Die Hoffnung auf ein V-Szenario, bei dem auf einen starken Wirtschaftseinbruch eine rasche Erholung folgt, hat sich leider nicht erfüllt. Ganz im Gegenteil: Laut WIFO-Konjunkturtest erwarten 65 % der Unternehmen in den nächsten sechs Monaten eine deutlich schlechtere Geschäftslage. Aber es gibt auch gute Nachrichten: Im Maschinenbau dürfte die schlimmste Talsohle bereits durchschritten sein, wie Thomas Fietz, CEO bei Wedco, im nachfolgenden Interview bestätigt.

„Viele meinen, dass die Krise ein Umdenken bei der Sourcing-Strategie mit sich bringen wird, da manche Unternehmen stark von chinesischen Zulieferern abhängig sind. Letzten Endes verursachten aber auch die Lockdowns in weiten Teilen Europas Lieferengpässe.“
Thomas Fietz, CEO bei Wedco

„Viele meinen, dass die Krise ein Umdenken bei der Sourcing-Strategie mit sich bringen wird, da manche Unternehmen stark von chinesischen Zulieferern abhängig sind. Letzten Endes verursachten aber auch die Lockdowns in weiten Teilen Europas Lieferengpässe.“ Thomas Fietz, CEO bei Wedco

Welche Auswirkungen hat die Corona-Krise nach nun rund sechs Monaten für Ihr Unternehmen?

Wir sind der Corona-Krise geschuldet seit Anfang April 2020 in Kurzarbeit. Im Vergleich zum Vorjahr mussten wir in den Monaten April bis Juli Umsatzeinbußen von rund 20 % hinnehmen.

Welche wirtschaftlichen Auswirkungen erwarten Sie aufgrund der aktuellen Entwicklungen für das laufende Geschäftsjahr?

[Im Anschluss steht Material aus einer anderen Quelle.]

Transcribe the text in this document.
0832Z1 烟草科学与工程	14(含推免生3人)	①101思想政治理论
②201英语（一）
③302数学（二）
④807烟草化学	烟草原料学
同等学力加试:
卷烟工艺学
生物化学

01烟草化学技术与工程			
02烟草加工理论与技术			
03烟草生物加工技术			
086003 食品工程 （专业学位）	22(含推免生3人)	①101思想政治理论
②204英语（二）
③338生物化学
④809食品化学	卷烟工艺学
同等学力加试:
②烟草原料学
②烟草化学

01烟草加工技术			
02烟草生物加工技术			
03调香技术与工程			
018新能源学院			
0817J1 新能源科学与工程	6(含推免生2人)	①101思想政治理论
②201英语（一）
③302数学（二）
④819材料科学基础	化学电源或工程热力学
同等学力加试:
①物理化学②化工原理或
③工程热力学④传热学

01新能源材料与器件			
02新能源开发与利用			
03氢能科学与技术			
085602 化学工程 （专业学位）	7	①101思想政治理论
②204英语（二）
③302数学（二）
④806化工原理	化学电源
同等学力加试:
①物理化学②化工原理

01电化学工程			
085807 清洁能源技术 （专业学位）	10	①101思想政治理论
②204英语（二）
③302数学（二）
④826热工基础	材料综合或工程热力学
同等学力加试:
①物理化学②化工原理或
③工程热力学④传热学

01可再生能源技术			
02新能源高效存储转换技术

Unser Geschäftsjahr läuft von Juni bis Mai. Das bedeutet: Die Corona-Krise hat uns in den letzten beiden Monaten des vorigen Geschäftsjahrs getroffen und das neue hat inmitten der Krise begonnen. Die Auswirkungen auf das aktuelle Geschäftsjahr sind momentan noch schwer abzuschätzen. Die vorsichtige Prognose liegt bei einem Minus von 10 bis 15 %, denn wir hoffen, das Schlimmste bereits durchtaucht zu haben.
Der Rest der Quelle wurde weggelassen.